Their new drinks arrived and Prim turned her attention to hers. A few sugar crystals stuck to the rim of the glass and she caught them with her fingertip. Then licked them off. It might not have been anything more than a tipsy gesture as she relaxed from her usual proper behavior, but it skewed James’s train of thought back to those long kisses in the carriage.

“Fletcher was a junior partner at the First Bank of New York where Declan is on the board,” she began a moment later, dragging his thoughts back to those more proper. “Mr. Leachman also works there and was a friend of my father, who started the bank with Declan many years ago. Shane has taken his place there since he died. They all invested together multiple times. I suppose Shane and Declan felt…feel,” she amended, “their collective familiarity with my husband’s investments puts Mr. Leachman in the perfect position to take over the control of them. He’s convinced my other brothers of the same.”

“You’re not so sure?”

“I’m sure Mr. Leachman has some excellent qualities, but to be honest, I find him half an idiot.”
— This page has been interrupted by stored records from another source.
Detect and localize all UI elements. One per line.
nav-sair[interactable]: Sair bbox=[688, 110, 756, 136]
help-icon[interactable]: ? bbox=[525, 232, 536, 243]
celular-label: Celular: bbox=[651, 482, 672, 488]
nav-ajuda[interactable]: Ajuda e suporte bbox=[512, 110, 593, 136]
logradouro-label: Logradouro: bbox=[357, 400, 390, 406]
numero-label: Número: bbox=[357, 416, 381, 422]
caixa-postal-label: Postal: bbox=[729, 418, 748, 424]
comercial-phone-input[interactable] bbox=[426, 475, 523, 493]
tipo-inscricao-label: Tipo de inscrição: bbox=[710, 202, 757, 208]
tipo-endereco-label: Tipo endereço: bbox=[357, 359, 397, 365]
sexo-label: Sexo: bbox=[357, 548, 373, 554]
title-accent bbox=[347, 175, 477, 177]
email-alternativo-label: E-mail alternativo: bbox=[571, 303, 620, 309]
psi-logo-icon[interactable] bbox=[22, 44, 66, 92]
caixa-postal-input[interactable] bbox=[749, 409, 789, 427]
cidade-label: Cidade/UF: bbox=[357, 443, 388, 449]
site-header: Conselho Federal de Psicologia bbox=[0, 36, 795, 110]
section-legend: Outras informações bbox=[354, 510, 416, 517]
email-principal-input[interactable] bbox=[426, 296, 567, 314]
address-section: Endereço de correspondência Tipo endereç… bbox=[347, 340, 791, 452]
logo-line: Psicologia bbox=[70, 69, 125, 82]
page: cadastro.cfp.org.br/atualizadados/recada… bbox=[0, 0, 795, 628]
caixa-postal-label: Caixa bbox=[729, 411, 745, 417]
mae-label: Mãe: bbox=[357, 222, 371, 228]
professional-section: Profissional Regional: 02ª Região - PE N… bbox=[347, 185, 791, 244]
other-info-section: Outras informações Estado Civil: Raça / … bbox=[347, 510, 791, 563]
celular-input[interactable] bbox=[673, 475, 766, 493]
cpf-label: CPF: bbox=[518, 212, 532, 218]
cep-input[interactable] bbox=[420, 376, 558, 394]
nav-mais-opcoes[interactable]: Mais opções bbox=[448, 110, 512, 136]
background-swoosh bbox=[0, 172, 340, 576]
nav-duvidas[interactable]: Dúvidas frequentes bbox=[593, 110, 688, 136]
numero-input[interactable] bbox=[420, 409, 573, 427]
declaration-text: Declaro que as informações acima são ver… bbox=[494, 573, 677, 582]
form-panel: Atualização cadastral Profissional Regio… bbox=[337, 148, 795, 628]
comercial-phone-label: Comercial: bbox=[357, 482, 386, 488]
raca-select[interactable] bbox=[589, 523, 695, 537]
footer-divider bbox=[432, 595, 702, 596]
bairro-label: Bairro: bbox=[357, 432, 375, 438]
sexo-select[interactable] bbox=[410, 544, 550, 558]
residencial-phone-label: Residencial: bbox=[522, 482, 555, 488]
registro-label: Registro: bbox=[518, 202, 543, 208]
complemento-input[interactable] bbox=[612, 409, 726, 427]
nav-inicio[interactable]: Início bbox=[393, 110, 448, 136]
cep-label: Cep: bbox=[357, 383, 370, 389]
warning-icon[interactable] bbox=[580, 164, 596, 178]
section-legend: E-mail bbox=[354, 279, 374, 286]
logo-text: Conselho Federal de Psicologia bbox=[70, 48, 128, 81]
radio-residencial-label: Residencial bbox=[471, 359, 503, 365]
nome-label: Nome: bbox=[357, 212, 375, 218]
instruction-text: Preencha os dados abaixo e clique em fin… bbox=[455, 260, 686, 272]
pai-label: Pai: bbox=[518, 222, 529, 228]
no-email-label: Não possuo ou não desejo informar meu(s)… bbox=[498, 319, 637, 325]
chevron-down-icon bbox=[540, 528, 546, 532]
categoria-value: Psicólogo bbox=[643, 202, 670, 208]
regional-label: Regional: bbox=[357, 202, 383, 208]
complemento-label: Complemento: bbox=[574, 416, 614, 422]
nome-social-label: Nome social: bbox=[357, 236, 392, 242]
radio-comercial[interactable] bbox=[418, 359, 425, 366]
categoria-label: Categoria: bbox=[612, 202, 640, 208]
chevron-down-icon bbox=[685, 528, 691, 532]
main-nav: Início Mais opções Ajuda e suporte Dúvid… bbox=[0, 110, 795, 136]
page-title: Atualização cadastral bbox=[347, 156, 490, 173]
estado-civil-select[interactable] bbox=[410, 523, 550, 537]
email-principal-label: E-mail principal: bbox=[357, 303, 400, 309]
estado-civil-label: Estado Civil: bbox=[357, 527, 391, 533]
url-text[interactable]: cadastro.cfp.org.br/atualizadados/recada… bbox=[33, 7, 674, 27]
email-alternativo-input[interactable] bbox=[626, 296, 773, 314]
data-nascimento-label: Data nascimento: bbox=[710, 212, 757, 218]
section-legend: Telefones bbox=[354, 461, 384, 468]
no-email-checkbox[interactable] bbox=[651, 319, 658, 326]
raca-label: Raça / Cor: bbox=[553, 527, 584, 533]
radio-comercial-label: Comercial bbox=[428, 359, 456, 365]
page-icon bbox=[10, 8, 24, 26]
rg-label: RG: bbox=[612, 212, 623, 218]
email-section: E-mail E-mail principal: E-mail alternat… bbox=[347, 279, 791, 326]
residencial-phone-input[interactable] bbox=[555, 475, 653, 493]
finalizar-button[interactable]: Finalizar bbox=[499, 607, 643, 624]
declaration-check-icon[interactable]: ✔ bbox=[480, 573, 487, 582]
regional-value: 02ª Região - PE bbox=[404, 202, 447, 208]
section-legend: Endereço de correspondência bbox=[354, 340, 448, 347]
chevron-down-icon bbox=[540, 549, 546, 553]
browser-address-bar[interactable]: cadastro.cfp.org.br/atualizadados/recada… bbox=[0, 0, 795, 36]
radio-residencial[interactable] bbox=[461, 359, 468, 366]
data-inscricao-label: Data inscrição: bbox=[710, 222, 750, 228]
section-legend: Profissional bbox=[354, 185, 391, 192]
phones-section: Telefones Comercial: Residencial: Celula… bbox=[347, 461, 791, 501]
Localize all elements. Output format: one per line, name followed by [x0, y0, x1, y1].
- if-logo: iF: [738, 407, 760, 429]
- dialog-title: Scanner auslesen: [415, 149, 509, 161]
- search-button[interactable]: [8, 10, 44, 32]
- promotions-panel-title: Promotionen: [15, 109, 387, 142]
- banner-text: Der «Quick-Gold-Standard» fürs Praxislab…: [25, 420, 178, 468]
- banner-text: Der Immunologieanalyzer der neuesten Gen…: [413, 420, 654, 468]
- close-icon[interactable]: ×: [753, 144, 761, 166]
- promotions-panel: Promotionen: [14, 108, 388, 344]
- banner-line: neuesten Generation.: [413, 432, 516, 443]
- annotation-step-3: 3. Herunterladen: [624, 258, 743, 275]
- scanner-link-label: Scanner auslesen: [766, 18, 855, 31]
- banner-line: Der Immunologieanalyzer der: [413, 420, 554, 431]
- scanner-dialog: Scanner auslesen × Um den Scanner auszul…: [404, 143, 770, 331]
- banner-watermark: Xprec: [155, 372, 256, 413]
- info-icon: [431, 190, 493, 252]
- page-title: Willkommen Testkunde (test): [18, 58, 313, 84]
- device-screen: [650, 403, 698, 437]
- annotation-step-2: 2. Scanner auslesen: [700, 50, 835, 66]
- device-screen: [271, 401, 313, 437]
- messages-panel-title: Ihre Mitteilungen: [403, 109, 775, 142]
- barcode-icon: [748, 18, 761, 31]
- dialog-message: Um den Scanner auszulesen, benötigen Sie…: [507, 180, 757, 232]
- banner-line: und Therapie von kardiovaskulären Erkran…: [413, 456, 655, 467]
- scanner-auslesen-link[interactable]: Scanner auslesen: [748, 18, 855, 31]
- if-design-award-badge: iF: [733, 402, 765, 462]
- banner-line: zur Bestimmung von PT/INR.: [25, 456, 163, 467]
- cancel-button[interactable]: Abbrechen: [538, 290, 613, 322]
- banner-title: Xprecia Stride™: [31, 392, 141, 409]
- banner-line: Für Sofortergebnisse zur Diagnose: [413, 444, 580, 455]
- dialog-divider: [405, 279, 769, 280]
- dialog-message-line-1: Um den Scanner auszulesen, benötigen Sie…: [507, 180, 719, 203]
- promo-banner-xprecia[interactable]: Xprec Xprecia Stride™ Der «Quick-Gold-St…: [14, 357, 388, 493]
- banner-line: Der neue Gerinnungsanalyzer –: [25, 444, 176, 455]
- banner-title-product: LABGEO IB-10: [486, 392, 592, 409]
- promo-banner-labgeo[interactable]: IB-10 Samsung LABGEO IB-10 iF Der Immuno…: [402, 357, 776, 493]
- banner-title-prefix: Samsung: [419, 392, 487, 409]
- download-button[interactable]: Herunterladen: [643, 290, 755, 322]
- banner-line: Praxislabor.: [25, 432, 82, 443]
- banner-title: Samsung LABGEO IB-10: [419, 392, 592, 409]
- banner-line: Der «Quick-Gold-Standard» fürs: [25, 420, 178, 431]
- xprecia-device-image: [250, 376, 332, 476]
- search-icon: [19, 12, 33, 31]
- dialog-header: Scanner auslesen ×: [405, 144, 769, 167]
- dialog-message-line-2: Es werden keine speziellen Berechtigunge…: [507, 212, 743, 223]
“Well, it’s the other half that counts, right?”

Prim chuckled at that. “I suppose so. I’d rather not marry either half, though.”

James joined her, amused. “No, I suppose that’s understandable.”

Laying his hand over hers, he stroked his thumb back and forth over the soft skin of her knuckles, wishing now that they were not in such a public place.

“But that that doesn’t mean you shouldn’t marry at all.”

* * *

A rush of longing at his words washed over her followed by a flash of panic. It would never do to give him the impression that her thoughts on the matter had been swayed at all. By him. Because of him. She’d see his back at the door in that moment.

“I’ve told you before,” she said in a rush. “I’ve no desire to remarry. I want nothing more than my own independence.”